Wenn das Dessin eines Gewebes, wie jedes Ornament überhaupt, in erster Linie seelischer Ausdruck ist und wenn auch das entscheidende Moment für die Richtigkeit der jeweiligen Anwendung durch die Harmonie dieses Ausdruckes mit dem Charakter des Menschen, der es am Leibe trägt oder der davon umgeben ist, oder aber von der Raumstimmung einer Architektur, in welche es eingefügt ist, bestimmt ist, so werden neben diesen Komponenten eine Reihe technologischer Fakten für eine beglückende Gesamtwirkung mitentscheidend sein. Vor allem sind dies: die Gespinstfaser eines Gewebes und die Gewebebindung. Verhältnismäßig leicht wird es gelingen, zwischen Faserart und Bindungscharakter einen ästhetisch erfreulichen Einklang zu. finden. Zwischen Dessin und Gewebe, schon gar aber zwischen Dessin und Verwendungszweck, wird dies oft schwieriger sein. Sind doch die vielen Entsprechungen zwischen den Arteigenheiten des Materials und denen des Ornaments, wie z. B. Feinheitsgrad des Gewebes und Feinheitsgrad der Musterstruktur oder Präzision der Flächenkonturen und Oberflächenglätte des Stoffes oder aber Sattheit, Transparenz und Leuchtkraft der Farbe zur Gewebedichte, Durchsichtigkeit und Reflektierfähigkeit auf das feinste zu beachten, um edles, werkgerechtes Gestalten zu erreichen. So wird sich z. B. ein Dessin-Entwurf, dessen Reiz in der präzisen Flächenkontur liegt, am glatten Chintz besser repräsentieren als am groben Baumwollgewebe, während umgekehrt eine weiche, pastellartige Farbstimmung besser an weichen Texturen zum Ausdruck kommen wird. Seidenstoffe werden häufig das reiche Detail im Ornament und die nuancierte Abstufung der Farbtöne verlangen, während bei bedrucktem Leinen, etwa als Kleiderstoff, frischere Farbkontraste und einfachere Formen bevorzugt sein werden.

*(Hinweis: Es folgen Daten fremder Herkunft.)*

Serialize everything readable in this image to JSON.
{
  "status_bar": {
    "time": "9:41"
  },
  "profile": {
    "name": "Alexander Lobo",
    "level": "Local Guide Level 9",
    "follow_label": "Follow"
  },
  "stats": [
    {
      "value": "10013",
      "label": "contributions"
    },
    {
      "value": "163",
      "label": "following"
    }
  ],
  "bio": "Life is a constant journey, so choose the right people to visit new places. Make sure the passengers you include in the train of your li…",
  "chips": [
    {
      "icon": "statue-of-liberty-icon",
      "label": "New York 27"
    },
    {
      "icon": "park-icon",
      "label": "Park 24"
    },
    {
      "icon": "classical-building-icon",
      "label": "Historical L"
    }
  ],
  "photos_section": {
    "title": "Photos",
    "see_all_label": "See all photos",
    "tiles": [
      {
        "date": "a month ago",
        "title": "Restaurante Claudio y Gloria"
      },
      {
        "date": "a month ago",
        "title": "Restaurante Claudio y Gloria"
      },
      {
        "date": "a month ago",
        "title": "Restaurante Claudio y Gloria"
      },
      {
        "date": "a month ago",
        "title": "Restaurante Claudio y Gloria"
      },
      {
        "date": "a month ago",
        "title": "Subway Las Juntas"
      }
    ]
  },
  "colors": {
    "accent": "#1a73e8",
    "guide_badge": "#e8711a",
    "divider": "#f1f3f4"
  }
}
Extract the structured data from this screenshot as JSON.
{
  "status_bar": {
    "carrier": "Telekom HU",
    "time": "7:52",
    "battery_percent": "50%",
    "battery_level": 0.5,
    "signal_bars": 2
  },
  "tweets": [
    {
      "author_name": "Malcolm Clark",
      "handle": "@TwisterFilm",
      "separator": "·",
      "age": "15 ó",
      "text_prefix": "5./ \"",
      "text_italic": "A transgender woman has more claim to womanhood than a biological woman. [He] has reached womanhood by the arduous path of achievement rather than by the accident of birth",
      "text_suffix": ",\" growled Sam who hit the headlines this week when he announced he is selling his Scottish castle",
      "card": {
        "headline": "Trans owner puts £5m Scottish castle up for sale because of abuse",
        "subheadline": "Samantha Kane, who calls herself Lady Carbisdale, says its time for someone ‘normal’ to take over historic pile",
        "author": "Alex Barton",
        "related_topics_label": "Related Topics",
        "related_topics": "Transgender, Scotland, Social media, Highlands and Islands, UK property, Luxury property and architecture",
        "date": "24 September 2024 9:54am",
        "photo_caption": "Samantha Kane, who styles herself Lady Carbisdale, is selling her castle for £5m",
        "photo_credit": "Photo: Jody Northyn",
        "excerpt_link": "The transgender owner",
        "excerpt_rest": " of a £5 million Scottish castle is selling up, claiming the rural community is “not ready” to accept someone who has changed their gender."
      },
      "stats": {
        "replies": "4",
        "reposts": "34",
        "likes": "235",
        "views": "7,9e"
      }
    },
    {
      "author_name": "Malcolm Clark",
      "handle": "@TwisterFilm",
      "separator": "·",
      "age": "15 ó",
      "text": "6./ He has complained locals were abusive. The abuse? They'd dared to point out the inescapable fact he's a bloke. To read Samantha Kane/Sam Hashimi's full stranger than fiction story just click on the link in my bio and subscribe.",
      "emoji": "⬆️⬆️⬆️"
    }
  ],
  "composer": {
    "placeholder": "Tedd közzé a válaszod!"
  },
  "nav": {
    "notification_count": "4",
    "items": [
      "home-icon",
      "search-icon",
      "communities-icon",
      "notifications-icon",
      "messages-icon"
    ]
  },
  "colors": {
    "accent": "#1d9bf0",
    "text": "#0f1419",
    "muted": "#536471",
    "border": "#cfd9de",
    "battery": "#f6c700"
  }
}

Was die Uebereinstimmung zwischen Ornament und Verwendungszweck betrifft, muß zunächst grundsätzlich zwischen dem Modestoff und dem Stoff im Interieur unterschieden werden. Während die Mode bewußt ihre ornamentalen Mittel mit jedem Jahr von neuem „erblühen“ läßt, sollte das Ornament im Raum, sei es am Bezug eines Sitzmöbels oder am Vorhang, der abends über die leichten Gardinen gezogen wird, annähernd so lange „halten“, wie der Stoff selbst oder das Raumgefüge, in welches er eingefügt ist, hält. Dabei ist wieder zu bedenken, daß es nicht gleichgültig ist, ob es sich etwa um den Vorhang in einem Aufenthaltsraum handelt oder in einem Vorraum, der nur rasch durchschritten wird und daher in Farbe und Form viel gewagter behandelt werden kann. Wichtig ist auch die Frage, ob ein ornamentierter Stoff in Falten verwendet wird oder nicht, oder ob er gar beiden Möglichkeiten gleichzeitig entsprechen muß, wie etwa beim Kleid, wo mancher Schnitt neben vielen anderen Erfordernissen auch dieses diktiert. Ein in Falten gezogener Uebervorhang wirkt manchmal trotz guter Material- und Farbstimmung schlecht, weil die Größe des Ornaments in einem schlechten Verhältnis zu den Dimensionen des Raumes oder auch nur zu seiner Höhe steht.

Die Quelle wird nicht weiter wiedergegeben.